The press releases and phone calls I had made paid off - the gigs were all sold out. We got the front page of the Providence Journal-Bulletin for the Sunday before the following Friday’s show at Lupo’s Heartbreak Hotel, Roomful’s home stomping ground in Providence, and that was followed by getting the front page of the New Paper a few days later for the same show. Lupo’s was sold out, amazing the club’s owner Rich Lupo, who came up to me saying, 'This is wild, we never had a blues show sell like this before'. PM magazine, from one of the local TV stations, filmed the entire show and then interviewed Roy and the band afterward. A couple of nights before, we had played Jonathan Swift’s club in Cambridge, just outside Boston, and Robert Nadeau, usually the food critic for one of the papers, turned music critic for the night and had mocked Roomful. Asked about this on camera, Roy bristled. ‘Let me tell you this, that Robert Nadeau is an asshole. He has no business writing about music - he obviously knows nothing about it’. It was a decidedly satisfying moment. Roomful had long battled the ‘bunch of white guys’ slings and arrows, which was more than innately unfair, and belied by the fact that musicians with unassailable pedigrees, from Count Basie to Albert Collins, lauded Roomful, and knew and understood what was going on musically. After all, it was a musician's band. 'That Robert Nadeau is an asshole'  line lived long in the collective Roomful memory.

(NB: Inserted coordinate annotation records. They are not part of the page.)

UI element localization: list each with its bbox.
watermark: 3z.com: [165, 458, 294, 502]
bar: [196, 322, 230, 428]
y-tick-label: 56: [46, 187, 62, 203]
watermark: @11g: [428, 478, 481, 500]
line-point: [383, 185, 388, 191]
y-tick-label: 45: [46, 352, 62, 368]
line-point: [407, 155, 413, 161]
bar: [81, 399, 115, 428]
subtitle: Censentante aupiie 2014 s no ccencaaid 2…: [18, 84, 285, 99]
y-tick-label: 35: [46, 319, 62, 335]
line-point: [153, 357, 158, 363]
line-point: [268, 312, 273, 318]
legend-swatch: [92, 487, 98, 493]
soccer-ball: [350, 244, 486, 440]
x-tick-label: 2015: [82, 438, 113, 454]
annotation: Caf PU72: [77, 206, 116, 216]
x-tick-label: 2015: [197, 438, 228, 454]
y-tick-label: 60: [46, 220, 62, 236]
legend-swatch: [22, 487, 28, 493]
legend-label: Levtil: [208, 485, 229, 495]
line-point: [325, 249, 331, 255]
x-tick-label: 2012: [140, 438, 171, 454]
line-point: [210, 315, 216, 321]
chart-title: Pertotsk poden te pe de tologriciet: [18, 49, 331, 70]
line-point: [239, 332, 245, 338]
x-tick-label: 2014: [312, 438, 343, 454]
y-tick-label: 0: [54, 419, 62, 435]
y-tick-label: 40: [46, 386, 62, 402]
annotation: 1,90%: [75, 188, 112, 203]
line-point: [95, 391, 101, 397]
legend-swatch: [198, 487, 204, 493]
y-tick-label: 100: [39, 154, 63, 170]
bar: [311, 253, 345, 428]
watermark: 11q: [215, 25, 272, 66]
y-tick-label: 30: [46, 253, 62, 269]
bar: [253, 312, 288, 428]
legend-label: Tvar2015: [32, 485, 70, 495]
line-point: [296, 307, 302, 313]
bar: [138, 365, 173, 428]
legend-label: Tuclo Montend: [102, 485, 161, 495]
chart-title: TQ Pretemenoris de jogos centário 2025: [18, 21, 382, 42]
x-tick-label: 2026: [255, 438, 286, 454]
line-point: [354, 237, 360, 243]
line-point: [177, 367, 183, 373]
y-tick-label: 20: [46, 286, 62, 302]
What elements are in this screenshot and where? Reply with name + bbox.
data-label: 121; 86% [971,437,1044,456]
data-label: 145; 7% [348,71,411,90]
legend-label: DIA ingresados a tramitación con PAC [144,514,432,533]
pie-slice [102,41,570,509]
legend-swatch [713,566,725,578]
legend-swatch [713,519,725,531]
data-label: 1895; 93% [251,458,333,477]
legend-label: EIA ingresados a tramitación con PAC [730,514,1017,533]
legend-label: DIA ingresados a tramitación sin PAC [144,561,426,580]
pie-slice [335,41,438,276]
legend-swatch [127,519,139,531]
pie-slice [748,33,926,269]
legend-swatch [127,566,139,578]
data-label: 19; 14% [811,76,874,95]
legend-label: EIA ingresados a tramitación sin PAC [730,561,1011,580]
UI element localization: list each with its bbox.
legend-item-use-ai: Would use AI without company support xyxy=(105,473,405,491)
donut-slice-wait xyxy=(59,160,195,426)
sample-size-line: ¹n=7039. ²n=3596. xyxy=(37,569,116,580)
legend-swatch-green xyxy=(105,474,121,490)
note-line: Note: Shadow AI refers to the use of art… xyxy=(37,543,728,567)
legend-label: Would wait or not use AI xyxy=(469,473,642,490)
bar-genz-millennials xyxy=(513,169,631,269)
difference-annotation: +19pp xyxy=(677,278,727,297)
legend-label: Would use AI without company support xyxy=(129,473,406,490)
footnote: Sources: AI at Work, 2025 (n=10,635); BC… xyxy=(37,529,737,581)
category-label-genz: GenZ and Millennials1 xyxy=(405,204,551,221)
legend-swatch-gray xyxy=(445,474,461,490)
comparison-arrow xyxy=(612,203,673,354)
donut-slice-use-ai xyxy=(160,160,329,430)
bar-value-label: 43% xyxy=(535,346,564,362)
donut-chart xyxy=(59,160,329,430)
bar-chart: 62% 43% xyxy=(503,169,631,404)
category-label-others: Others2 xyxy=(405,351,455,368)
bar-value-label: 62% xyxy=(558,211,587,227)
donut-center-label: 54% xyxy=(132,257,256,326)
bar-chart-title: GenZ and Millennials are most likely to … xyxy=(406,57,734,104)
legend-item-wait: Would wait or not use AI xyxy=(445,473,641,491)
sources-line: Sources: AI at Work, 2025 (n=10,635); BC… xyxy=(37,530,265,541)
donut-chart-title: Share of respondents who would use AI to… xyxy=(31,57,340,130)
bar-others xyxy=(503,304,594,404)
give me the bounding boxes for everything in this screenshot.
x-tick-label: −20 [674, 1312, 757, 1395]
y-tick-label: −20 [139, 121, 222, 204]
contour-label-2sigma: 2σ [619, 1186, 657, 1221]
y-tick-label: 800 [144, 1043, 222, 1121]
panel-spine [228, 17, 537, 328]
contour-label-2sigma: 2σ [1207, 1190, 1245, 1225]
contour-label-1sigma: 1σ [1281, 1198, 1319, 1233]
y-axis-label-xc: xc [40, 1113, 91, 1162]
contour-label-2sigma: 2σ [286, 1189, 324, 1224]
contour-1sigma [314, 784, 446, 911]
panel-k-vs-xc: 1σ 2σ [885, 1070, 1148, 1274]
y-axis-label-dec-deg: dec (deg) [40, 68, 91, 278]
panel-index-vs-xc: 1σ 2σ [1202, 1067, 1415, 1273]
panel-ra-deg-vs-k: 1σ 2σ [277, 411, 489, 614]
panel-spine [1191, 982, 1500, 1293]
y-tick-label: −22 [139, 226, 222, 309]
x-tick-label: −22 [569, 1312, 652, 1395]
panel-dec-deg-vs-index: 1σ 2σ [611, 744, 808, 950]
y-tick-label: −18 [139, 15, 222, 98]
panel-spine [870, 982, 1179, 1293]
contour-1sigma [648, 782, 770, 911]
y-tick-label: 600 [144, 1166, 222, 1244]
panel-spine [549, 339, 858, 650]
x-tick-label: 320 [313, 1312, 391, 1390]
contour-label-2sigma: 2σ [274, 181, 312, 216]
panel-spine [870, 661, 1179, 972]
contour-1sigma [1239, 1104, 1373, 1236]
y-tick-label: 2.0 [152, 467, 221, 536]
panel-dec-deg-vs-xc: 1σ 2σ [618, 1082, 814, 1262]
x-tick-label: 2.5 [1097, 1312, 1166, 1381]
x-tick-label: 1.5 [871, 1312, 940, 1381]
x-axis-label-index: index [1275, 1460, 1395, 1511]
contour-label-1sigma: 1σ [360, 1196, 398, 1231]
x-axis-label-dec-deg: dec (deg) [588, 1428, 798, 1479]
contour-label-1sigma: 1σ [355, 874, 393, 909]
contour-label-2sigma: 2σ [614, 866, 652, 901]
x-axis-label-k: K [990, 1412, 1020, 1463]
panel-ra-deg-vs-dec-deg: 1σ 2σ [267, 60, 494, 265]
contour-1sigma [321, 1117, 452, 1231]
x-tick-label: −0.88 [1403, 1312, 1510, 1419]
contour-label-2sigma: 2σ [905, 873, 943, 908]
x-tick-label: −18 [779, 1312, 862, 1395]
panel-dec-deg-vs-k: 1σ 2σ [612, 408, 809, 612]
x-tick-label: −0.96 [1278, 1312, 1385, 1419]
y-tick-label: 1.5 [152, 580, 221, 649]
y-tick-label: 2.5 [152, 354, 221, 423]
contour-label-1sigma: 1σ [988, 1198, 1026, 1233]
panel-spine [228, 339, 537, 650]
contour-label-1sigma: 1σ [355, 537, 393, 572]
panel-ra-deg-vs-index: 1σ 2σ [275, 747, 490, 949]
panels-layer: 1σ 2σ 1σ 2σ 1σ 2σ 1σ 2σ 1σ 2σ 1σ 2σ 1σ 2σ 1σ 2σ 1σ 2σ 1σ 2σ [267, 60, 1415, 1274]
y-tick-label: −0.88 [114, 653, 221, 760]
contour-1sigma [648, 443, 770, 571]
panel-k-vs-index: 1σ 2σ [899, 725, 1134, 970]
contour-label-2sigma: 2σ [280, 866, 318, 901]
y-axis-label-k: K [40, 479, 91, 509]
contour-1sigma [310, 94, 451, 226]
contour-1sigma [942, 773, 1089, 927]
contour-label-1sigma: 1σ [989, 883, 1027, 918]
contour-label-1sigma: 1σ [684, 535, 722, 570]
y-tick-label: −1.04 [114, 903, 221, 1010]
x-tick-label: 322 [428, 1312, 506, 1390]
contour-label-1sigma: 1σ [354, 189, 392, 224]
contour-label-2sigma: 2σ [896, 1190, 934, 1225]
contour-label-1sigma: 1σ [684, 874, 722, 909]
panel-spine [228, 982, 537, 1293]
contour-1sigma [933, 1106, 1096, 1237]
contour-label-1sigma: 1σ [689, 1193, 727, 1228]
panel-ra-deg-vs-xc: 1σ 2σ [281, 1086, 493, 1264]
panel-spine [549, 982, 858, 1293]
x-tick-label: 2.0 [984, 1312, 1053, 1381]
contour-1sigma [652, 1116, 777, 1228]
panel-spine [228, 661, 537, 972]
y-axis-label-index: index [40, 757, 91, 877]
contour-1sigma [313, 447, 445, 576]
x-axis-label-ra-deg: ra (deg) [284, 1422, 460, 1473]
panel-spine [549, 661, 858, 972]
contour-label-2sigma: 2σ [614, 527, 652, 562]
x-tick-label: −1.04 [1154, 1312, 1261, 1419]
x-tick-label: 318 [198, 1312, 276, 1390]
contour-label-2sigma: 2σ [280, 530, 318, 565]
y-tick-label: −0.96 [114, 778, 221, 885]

The tour ended up in New York City, at The Bottom Line, the showcase club down in the Village. The word had got out, and the place was jammed, and on a Sunday night too. It was more than gratifying to see the crowd digging Roy, the band, the sound; the blues was alive, well, hale and hearty. The future was beckoning, enticingly, and all was good with the world.

Roy was flying out that night, back to LA, and we were headed back to Rhode Island. We took him uptown, close to the subway he could take to get to JFK and dropped him off at a corner. It was a cold, freezing, early April night, and my last sight of Roy was of him walking around the corner of a deserted side street, next to a chain-link fence at one in the morning,  collar up, hunched against the cold, his bag hanging from his shoulder. And then he was gone, and we headed for old Interstate 95, and a long haul through the wee wee hours back to Lil Rhody.

Roy had a slot at the New Orleans Jazz festival a couple of weeks later. We had time off, and our piano player, Al Copley, went down to catch the show. He caught up with Roy and plans were laid for him to return to the east coast. 

A short time later, on May 25th, came the news that Roy had died of a heart attack. He was 61.